31 декабря 1964 года собрались все члены большой семьи Хрущёвых – это был первый за многие годы семейный Новый год.
«Телефоны на даче стояли в гостиной, соседствующей со столовой. Все они бездействовали, работал только городской, – рассказывал в своей книге об отце Сергей Хрущёв. – Поздравительных звонков было мало. К телефону бегал я, в большинстве случаев звонили мои друзья. Иногда отцу передавали поздравления какие-то старые знакомые из далекого прошлого – сослуживцы по Донбассу, мамины товарищи по Электроламповому заводу (она там работала в 1930-е годы). Но отца к телефону не приглашали. Поэтому я очень удивился, когда, в очередной раз подняв трубку, услышал чей-то знакомый голос:
– Никиту Сергеевича попрошу.
Мысли мои были настроены на «другую волну», и я не стал особенно ломать голову над тем, кто этот необычно храбрый абонент. Осведомляться же, кто звонит, я не счел возможным и, слегка растерявшись, крикнул в открытую дверь:
– Папа, тебя!
Отец поднял голову и какое-то мгновение не трогался с места. Казалось, он раздумывает, идти или не идти к телефону, и вообще, кто это мог позвонить. Но вопроса не задал, медленно поднялся и, шаркая по-стариковски ногами, пошел к телефону. (Такая у него теперь стала походка. Правда, вскоре она выправилась, и шаг отца обрел былую легкость).

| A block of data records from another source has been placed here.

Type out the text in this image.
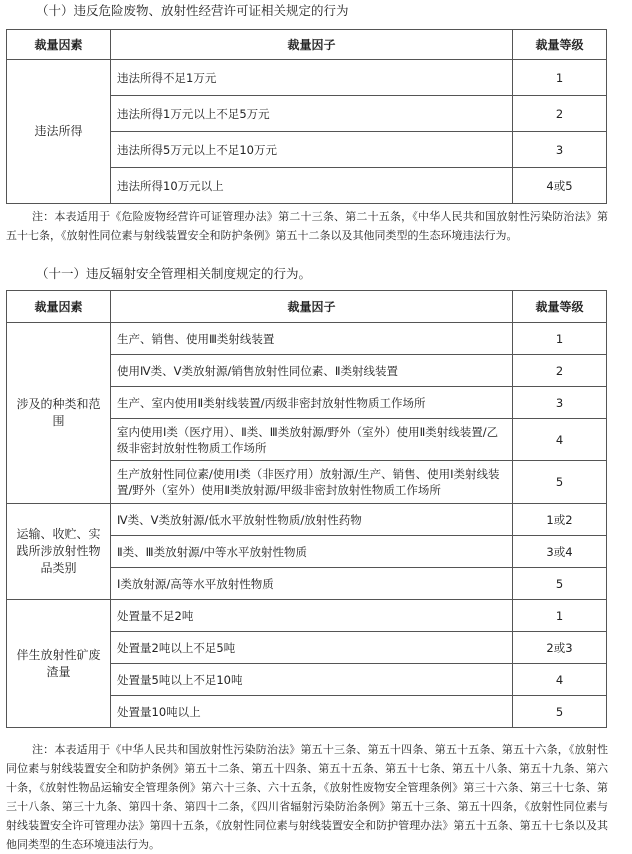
（十）违反危险废物、放射性经营许可证相关规定的行为
裁量因素	裁量因子	裁量等级
违法所得	违法所得不足1万元	1
	违法所得1万元以上不足5万元	2
	违法所得5万元以上不足10万元	3
	违法所得10万元以上	4或5
注：本表适用于《危险废物经营许可证管理办法》第二十三条、第二十五条，《中华人民共和国放射性污染防治法》第五十七条，《放射性同位素与射线装置安全和防护条例》第五十二条以及其他同类型的生态环境违法行为。
（十一）违反辐射安全管理相关制度规定的行为。
裁量因素	裁量因子	裁量等级
涉及的种类和范围	生产、销售、使用Ⅲ类射线装置	1
	使用Ⅳ类、Ⅴ类放射源/销售放射性同位素、Ⅱ类射线装置	2
	生产、室内使用Ⅱ类射线装置/丙级非密封放射性物质工作场所	3
	室内使用Ⅰ类（医疗用）、Ⅱ类、Ⅲ类放射源/野外（室外）使用Ⅱ类射线装置/乙级非密封放射性物质工作场所	4
	生产放射性同位素/使用Ⅰ类（非医疗用）放射源/生产、销售、使用Ⅰ类射线装置/野外（室外）使用Ⅱ类放射源/甲级非密封放射性物质工作场所	5
运输、收贮、实践所涉放射性物品类别	Ⅳ类、Ⅴ类放射源/低水平放射性物质/放射性药物	1或2
	Ⅱ类、Ⅲ类放射源/中等水平放射性物质	3或4
	Ⅰ类放射源/高等水平放射性物质	5
伴生放射性矿废渣量	处置量不足2吨	1
	处置量2吨以上不足5吨	2或3
	处置量5吨以上不足10吨	4
	处置量10吨以上	5
注：本表适用于《中华人民共和国放射性污染防治法》第五十三条、第五十四条、第五十五条、第五十六条，《放射性同位素与射线装置安全和防护条例》第五十二条、第五十四条、第五十五条、第五十七条、第五十八条、第五十九条、第六十条，《放射性物品运输安全管理条例》第六十三条、六十五条，《放射性废物安全管理条例》第三十六条、第三十七条、第三十八条、第三十九条、第四十条、第四十二条，《四川省辐射污染防治条例》第五十三条、第五十四条，《放射性同位素与射线装置安全许可管理办法》第四十五条，《放射性同位素与射线装置安全和防护管理办法》第五十五条、第五十七条以及其他同类型的生态环境违法行为。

– Алло, – отец взял трубку. Мы прислушивались к тишине.
– Спасибо, Анастас! – раздался помолодевший, почти прежний голос отца. – И тебя поздравляю с Новым годом. Передай мои поздравления семье… Спасибо, бодрюсь. Мое дело теперь пенсионерское. Учусь отдыхать… – пытался пошутить он.
Вскоре разговор закончился. Как будто в одночасье помолодевший отец показался в дверях.
– Микоян звонил, всех поздравляет, – отец сел на свое место.
Постепенно глаза его снова потухли. Звонок старого друга лишь ненадолго взбодрил его. Мы все обрадовались за отца: для него этот звонок небольшая, но радость. Значит, не все вычеркнули его из своей жизни. Порадовались и за Анастаса Ивановича: чтобы позвонить отцу, требовалось определенное мужество.
Звонок этот не прошел незамеченным. На следующий день информация о разговоре была направлена Семичастным Брежневу. Тот не оставил ее без внимания – Анастасу Ивановичу продемонстрировали крайнюю степень неудовольствия.
Больше отца не поздравил никто из тех, кому было что терять…»
Первые два года жизни на пенсии были для Хрущёва наиболее трудными. Но позднее он привык к своему положению и становился все более общительным: чаще ездил в Москву и прогуливался по улицам в сопровождении жены и охраны, посещал концерты и театральные постановки, стал много читать.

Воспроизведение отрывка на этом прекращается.